The admission of summer born children

  1. ‘Summer born children’ are children born between 1 April and 31 August. These children are not required to start school until the September following their fifth birthday. Ordinarily, they would then start school in year 1 with their ‘chronological year group’.
  2. Parents can request their summer born children are admitted to a reception class in the September following their fifth birthday rather than year 1. This means they are educated outside their normal age group.
  3. Parents decide when their children start school. The admission authority (in this case, the Council) decides whether they start in reception or year 1.
  4. The Government has issued guidance for admission authorities deciding which year group a child should be admitted to.
  5. The admission authority must:
    • make decisions in the best interests of the child; and
    • take account of the child’s individual needs and abilities and consider whether these can best be met in reception or year one; and
    • take account of the potential impact on the child of being admitted to year one without first having completed the reception year.
  6. The guidance says, “In effect, this means that the authority is making a decision about whether it would be in the child’s best interest to miss the reception year.”
  7. The guidance says it is reasonable to expect parents to provide information to support their request, but they are not expected to obtain professional evidence they do not already have.
  8. There is no prescribed process admission authorities must follow when considering requests, although the guidance notes some authorities use decision making panels to consider requests, and some invite parents to attend panel meetings.
  9. The admission authority must, however, give reasons for its decision.

Mrs M’s request

  1. Mrs M’s daughter, G, is a summer born child.
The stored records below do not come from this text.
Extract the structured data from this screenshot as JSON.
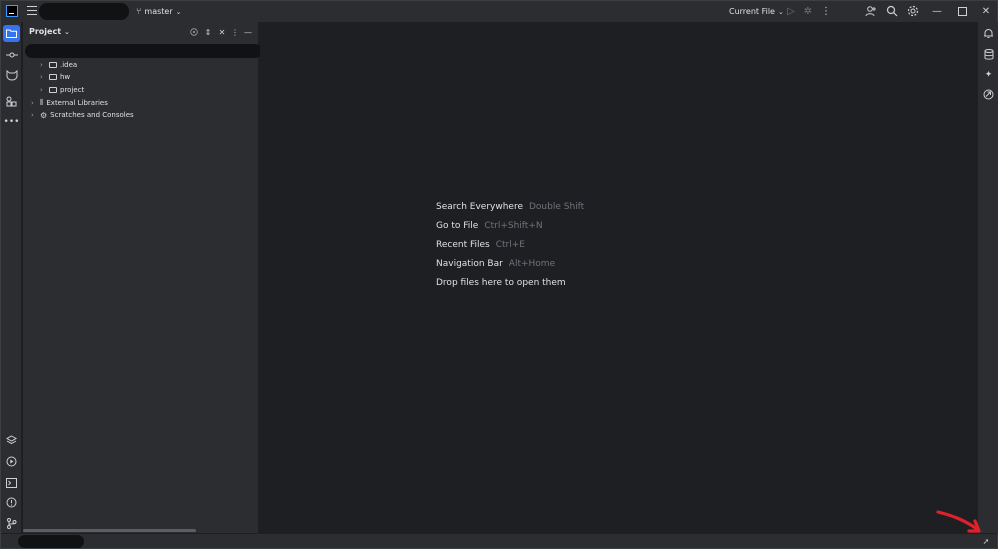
{
  "titlebar": {
    "branch": "master",
    "run_config": "Current File"
  },
  "panel": {
    "title": "Project"
  },
  "tree": [
    {
      "label": ".idea",
      "kind": "folder"
    },
    {
      "label": "hw",
      "kind": "folder"
    },
    {
      "label": "project",
      "kind": "folder"
    },
    {
      "label": "External Libraries",
      "kind": "library"
    },
    {
      "label": "Scratches and Consoles",
      "kind": "scratches"
    }
  ],
  "hints": [
    {
      "label": "Search Everywhere",
      "shortcut": "Double Shift"
    },
    {
      "label": "Go to File",
      "shortcut": "Ctrl+Shift+N"
    },
    {
      "label": "Recent Files",
      "shortcut": "Ctrl+E"
    },
    {
      "label": "Navigation Bar",
      "shortcut": "Alt+Home"
    },
    {
      "label": "Drop files here to open them",
      "shortcut": ""
    }
  ],
  "colors": {
    "accent": "#3574f0",
    "annotation": "#e0202a"
  },
  "icons": {
    "left_top": [
      "project-folder-icon",
      "commit-icon",
      "pull-requests-icon",
      "structure-icon",
      "more-tools-icon"
    ],
    "left_bottom": [
      "layers-icon",
      "services-icon",
      "terminal-icon",
      "problems-icon",
      "git-icon"
    ],
    "right": [
      "notifications-icon",
      "database-icon",
      "ai-assistant-icon",
      "endpoints-icon"
    ]
  }
}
Mrs M decided G will not start school until September 2022, the September following her fifth birthday. She asked the Council to admit G to reception, not year 1.
  2. The head teacher and a panel of governors at Mrs M’s preferred school considered her request on 14 May 2021. They did not agree. The Council wrote to explain their decision on 21 May.
  3. Mrs M challenged the decision. She pointed out the school is a community school and the Council is the admission authority. The Council should have considered Mrs M’s request, not the governors.
  4. A panel of Council officers considered Mrs M’s request on 22 May. They, too, did not agree. The Council wrote to Mrs M on 24 June to explain the panel’s decision.
  5. On 25 June, Mrs M wrote to the Council to complain about its handling of her request and its decision G should start school in year 1 in September 2022. Unhappy with the Council’s response, Mrs M complained to the Ombudsman.
  6. Mrs M raised a number of concerns about the Council’s decision. She said:
    • G’s date of birth is recorded incorrectly in the minutes of the meetings as being in June and not July;
    • concerns about G’s transfer to secondary education and when she will take her exams are misplaced since the Government recommends children remain outside their normal year group;
    • G will only attend pre-school for 12 hours per week next year and will be in a mixed age group with younger children. Mrs M does not accept this is comparable with being in a reception class;
    • concerns about the emotional impact on G of being the oldest child in the class as she gets older are misplaced as her birthday is likely to fall outside term time;
    • the fact there are a large number of summer-born children in G’s cohort, and G will not be the youngest, is irrelevant.

Consideration

  1. The Council must decide whether it will be in G’s best interests to join a reception class or to miss the reception year entirely and join year 1 when she starts school aged five in September 2022.
  2. I do not take a view on the merits of Mrs M’s request. My job is to check the Council made its decision properly.
  3. The Council sent Mrs M the minutes of the governors meeting and panel meeting which considered her request. While I appreciate Mrs M does not agree, I am satisfied the minutes demonstrate the Council has properly considered her request.
  4. The minutes are clearly structured with headings that show the governors and the panel systematically considered the evidence and applied themselves to the relevant questions.
  5. The Council has taken account of the views of the head teacher and the reasons Mrs M wants G to start school in reception in September 2022.
  6. It is true the minutes incorrectly record G’s date of birth, and current advice from the Government says that G’s transfer to secondary education should not be a problem. However, I do not consider these points call the Council’s decision into question.
  7. The panel has balanced a range of relevant factors, including G’s needs and abilities, and reached a decision it will be in her best interests to start school in year 1 in September 2022. There is no fault in the way the Council reached its decision. The Ombudsman cannot question properly made decisions.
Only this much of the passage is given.